Every published artifact is cryptographically tied to a specific source commit and CI workflow.

Layer	Mitigation
npm package	OIDC trusted publishing (no long-lived `NPM_TOKEN` exists); SLSA provenance attestations on every release; verifiable with `npm audit signatures`
Direct dependencies	All pinned to exact versions in `package-lock.json`; Dependabot weekly updates; `npm audit` in CI; small surface (4 direct production deps)
GitHub Actions	All pinned to commit SHAs (not version tags); Dependabot auto-PRs new SHAs
Docker base image	`node:24-alpine` pinned by SHA256 digest in `Dockerfile`; Dependabot tracks new digests

Verify provenance for any installed version:

npm view swsd-mcp --json | jq .dist.attestations
npm audit signatures

Continuous scanning

Every push and PR runs three security workflows in parallel:

Tool	What it scans
gitleaks	Secret patterns across the diff (PR) or full history (push)
CodeQL	JavaScript/TypeScript static analysis with the security-extended query pack
OSV-Scanner	Dependency vulnerabilities against Google’s OSV database

A weekly scheduled run catches newly disclosed CVEs against unchanged dependencies — the killer feature, since your code didn’t change but the upstream world did.

Standards alignment

Reference frameworks we’ve drawn from.
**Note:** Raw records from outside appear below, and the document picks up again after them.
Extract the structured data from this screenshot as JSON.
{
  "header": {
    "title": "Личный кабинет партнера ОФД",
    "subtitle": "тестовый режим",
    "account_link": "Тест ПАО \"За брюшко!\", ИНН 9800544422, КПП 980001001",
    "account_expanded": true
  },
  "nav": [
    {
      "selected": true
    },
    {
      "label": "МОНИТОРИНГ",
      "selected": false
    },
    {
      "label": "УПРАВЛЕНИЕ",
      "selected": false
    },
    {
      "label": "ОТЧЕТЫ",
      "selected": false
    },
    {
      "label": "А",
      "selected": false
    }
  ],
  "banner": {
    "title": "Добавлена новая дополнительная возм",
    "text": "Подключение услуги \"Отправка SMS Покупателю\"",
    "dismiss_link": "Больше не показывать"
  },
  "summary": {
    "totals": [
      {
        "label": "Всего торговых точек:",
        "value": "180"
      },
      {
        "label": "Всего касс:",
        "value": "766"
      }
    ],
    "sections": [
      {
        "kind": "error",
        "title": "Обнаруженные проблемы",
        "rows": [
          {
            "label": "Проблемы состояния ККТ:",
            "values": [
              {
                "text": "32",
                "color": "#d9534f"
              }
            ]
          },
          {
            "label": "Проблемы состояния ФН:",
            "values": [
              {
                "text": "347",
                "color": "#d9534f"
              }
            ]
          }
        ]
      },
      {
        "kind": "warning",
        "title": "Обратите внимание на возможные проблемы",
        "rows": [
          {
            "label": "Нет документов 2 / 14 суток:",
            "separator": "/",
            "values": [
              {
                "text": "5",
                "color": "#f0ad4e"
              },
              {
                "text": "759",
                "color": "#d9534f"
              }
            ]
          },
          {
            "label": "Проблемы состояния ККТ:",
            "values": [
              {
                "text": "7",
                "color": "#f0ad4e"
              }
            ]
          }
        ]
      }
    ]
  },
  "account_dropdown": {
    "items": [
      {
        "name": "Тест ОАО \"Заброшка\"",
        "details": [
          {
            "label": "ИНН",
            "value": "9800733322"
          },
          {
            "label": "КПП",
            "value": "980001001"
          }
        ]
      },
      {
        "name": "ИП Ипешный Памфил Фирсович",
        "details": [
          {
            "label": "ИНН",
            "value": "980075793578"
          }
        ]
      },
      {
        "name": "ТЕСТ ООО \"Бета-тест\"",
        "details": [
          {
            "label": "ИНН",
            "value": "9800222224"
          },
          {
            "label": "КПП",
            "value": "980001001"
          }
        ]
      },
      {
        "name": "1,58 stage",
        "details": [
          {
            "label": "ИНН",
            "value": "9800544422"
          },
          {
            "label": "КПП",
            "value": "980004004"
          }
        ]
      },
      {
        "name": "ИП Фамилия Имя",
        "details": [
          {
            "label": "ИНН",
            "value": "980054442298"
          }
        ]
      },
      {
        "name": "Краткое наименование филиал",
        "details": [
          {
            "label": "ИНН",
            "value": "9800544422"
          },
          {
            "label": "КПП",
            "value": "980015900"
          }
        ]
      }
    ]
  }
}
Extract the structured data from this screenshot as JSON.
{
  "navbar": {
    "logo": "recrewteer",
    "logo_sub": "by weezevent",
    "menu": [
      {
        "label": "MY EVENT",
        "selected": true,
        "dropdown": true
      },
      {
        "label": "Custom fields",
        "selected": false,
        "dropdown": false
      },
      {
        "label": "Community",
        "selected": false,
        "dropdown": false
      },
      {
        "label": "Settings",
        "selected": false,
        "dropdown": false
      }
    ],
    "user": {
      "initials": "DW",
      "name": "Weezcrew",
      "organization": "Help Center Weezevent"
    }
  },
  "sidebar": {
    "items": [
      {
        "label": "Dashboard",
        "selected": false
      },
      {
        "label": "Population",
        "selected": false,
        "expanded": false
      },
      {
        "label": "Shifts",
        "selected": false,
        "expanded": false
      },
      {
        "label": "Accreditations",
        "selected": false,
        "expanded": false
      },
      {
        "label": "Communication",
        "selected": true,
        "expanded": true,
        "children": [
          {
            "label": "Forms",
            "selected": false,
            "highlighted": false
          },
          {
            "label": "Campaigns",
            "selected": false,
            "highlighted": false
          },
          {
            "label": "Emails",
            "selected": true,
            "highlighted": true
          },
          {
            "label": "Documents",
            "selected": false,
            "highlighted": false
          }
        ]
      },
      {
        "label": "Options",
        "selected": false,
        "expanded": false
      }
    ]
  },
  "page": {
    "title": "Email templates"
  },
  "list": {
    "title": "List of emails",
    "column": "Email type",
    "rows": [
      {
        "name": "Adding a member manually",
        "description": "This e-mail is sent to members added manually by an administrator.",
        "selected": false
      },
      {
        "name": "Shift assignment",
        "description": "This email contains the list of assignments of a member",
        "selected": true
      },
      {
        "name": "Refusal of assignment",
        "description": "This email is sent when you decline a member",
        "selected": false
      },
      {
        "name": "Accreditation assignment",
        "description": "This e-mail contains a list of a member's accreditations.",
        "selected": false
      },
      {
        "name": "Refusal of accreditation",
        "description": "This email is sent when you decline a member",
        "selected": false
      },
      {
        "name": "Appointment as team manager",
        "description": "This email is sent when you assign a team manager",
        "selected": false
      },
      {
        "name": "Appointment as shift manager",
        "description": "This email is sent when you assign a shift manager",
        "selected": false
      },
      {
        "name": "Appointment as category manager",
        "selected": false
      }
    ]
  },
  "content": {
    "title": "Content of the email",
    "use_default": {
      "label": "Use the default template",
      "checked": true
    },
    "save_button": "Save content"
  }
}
We don’t claim formal certification against any of these — they’re the languages we use to describe what we do, not audits we’ve passed.

Framework	Where we align
SLSA Build Level 3	npm publish via OIDC + signed provenance attestations + reproducible builds
NIST SSDF	PW.4 (review code), PW.7 (review and analyze software design), PW.8 (reuse vetted software), PS.2 (provenance), RV.1 (vulnerability disclosure)
OWASP ASVS	V13 (API and Web Service): authentication, rate limiting, input validation, output encoding
npm package signing	All releases signed; users verify with `npm audit signatures`

Threat model

In scope (mitigated)

Threat	Severity	Mitigation
Token logged or persisted by the server	High → Mitigated	No filesystem writes for tokens; HTTP body never logged
Token forwarded to attacker-controlled URL (SSRF)	High → Mitigated	`SWSD_BASE_URL` validated against `*.samanage.com` allowlist at startup
DoS via request flooding	Medium → Mitigated	Per-token+IP rate limiting on `/mcp`; standards-compliant headers
DoS via hung outbound calls	Medium → Mitigated	30-second per-request timeout via `AbortSignal.timeout`
DNS rebinding	Medium → Mitigated	`Origin` header validation hook on `/mcp`
Compromised maintainer account → malicious release	High → Mitigated	npm OIDC; SLSA provenance
Compromised dependency (transitive)	Medium → Mitigated	Pinned `package-lock.json`; Dependabot; `npm audit` in CI; small surface
Compromised GitHub Action	Medium → Mitigated	All actions pinned to commit SHAs; Dependabot auto-PRs
Compromised Docker base image	Medium → Mitigated	Pinned by SHA256 digest; Dependabot tracks
Tenant data leakage in error responses	Medium → Mitigated	Error mapper sanitizes upstream bodies

Out of scope

Concern	Why out of scope
SolarWinds Service Desk API vulnerabilities	Report directly to SolarWinds, not this project
User’s deployment environment hardening	Each operator hosts their own instance
User’s MCP host security (Claude, Copilot Studio, etc.)	Upstream implementations out of our control
User’s token rotation discipline	Per-user responsibility; we never persist tokens
Corporate TLS-intercepting proxies	IT decision; we use TLS 1.2+ which is standard

How to verify

Every claim above includes a path to verification. The general approach:

Source code claims — clone the repo, navigate to the cited file, read the implementation. The codebase is small (~3000 lines not counting tests).
Dependency claims — cat package.json package-lock.json shows exact pinned versions; cat .github/workflows/*.yml shows pinned action SHAs.
Provenance claims — npm view swsd-mcp --json | jq .dist.attestations shows SLSA attestations; npm audit signatures verifies.
CI claims — workflow runs are public at Actions tab; logs are inspectable.

The full posture doc (longer, more thorough, with code-line citations for every control) lives at docs/SECURITY-POSTURE.md.